In his responsible position, in addition to his task as head of the business operations, he is also extremely conscious of the need for business leaders like himself to understand their role in society in the current global context. His long experience in Asia has made him a strong advocate and social entrepreneur in helping to find answers to some of the world’s largest social environmental challenges.
He admits that the 15 years he spent in Asia, when an explosion in population growth was witnessed resulting in numerous problems including poverty, malnutrition and diseases, made him very conscious that business is narrowly defined, focussing on shareholder value rather than looking for a much wider definition examining what the role in society should be.
Therefore, he tried to integrate what he observed in his personal life and business life with the discussion that business should take more responsibility since they had the money, the power, the competencies and the skills while governments seemed to be unable to take on that role.

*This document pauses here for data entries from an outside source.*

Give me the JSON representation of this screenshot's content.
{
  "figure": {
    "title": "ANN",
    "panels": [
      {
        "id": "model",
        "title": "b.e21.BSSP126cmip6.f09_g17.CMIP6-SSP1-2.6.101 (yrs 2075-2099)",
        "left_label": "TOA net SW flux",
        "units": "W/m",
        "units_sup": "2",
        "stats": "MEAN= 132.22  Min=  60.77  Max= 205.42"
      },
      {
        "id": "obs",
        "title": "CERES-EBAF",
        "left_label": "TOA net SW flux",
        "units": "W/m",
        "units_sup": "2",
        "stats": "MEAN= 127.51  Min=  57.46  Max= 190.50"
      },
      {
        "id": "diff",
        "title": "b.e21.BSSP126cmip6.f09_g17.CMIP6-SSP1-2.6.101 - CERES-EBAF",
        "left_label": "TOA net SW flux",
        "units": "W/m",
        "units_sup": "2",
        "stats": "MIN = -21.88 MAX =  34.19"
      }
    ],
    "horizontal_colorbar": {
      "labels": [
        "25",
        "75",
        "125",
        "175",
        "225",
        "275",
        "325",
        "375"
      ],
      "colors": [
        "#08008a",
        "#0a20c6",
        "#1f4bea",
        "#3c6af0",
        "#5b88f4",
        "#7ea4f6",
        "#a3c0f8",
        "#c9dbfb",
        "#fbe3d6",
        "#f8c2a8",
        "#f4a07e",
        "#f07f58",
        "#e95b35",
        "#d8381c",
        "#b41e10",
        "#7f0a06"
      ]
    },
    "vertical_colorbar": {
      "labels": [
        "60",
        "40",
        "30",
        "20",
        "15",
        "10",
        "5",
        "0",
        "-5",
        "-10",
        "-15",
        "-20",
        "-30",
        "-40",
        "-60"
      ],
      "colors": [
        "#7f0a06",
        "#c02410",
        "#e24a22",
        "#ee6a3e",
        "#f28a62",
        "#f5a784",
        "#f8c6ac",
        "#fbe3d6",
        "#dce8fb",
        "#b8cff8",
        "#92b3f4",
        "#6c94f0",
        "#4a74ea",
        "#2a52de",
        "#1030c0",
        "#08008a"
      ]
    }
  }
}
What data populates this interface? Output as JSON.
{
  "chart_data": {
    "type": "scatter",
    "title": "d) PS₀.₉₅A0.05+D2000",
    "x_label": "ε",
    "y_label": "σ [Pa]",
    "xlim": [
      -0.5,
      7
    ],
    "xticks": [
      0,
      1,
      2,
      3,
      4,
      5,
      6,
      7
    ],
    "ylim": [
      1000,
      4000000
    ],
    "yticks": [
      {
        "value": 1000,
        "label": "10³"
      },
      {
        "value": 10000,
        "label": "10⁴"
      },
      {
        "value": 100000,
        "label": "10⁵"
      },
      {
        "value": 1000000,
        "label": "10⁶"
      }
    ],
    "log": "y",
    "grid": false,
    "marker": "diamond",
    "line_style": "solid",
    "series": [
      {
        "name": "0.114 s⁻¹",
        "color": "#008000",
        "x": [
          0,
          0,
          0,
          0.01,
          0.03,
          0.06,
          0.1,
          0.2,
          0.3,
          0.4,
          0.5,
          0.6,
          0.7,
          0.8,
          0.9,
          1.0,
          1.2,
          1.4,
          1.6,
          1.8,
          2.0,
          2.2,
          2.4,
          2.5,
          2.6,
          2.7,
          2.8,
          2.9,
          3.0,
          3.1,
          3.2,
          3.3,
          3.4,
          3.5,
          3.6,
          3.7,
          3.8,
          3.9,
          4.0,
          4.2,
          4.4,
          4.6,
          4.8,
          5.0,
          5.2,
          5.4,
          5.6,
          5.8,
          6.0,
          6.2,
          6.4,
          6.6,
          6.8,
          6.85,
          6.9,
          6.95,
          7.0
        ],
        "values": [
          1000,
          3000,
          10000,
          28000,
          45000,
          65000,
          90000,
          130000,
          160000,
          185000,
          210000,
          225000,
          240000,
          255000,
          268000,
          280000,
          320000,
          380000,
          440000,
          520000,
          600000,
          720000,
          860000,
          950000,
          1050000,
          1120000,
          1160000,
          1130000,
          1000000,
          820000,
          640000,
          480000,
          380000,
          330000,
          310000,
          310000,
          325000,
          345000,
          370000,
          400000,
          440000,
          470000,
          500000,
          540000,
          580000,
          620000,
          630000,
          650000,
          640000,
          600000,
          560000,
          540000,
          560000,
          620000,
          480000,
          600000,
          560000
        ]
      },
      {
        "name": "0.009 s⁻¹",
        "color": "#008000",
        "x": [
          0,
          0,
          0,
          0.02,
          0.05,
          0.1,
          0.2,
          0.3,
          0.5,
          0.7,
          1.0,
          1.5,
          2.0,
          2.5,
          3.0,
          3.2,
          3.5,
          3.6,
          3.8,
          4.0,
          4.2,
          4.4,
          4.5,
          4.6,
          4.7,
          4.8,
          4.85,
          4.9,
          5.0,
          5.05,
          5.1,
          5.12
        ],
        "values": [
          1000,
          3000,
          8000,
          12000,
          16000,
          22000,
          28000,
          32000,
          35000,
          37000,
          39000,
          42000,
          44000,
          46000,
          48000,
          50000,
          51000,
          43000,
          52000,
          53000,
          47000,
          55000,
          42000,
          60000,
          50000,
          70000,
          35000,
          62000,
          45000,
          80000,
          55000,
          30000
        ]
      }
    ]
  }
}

He also feels the need for shareholders not to think that they could continue to earn money the way they did in the past and that they better pay attention and begin to think also as citizens, as fathers and mothers of children, realising that to sustain their own personal lives and their economic lives, business has to integrate their social agenda with the economic agenda and the environmental agenda.
Admitting that he was once a crusader for issues like child mortality, child malnutrition and poverty, Gunning is presently convinced that the focus should be on climate change.
“I firmly believe that unless the climate change issue is resolved, all other issues like poverty will get worse. Businesses should take a very proactive attitude without waiting for governments to come up with regulations. They should start working on bringing down footprints, particularly CO2 equivalent footprints down massively and invest on nothing that isn’t green,” he says emphatically.
He suggests that enormous monies should be spent on research and development which should concentrate on new technology on the products and on logistics and supply changes in order to get the climate change issue under control.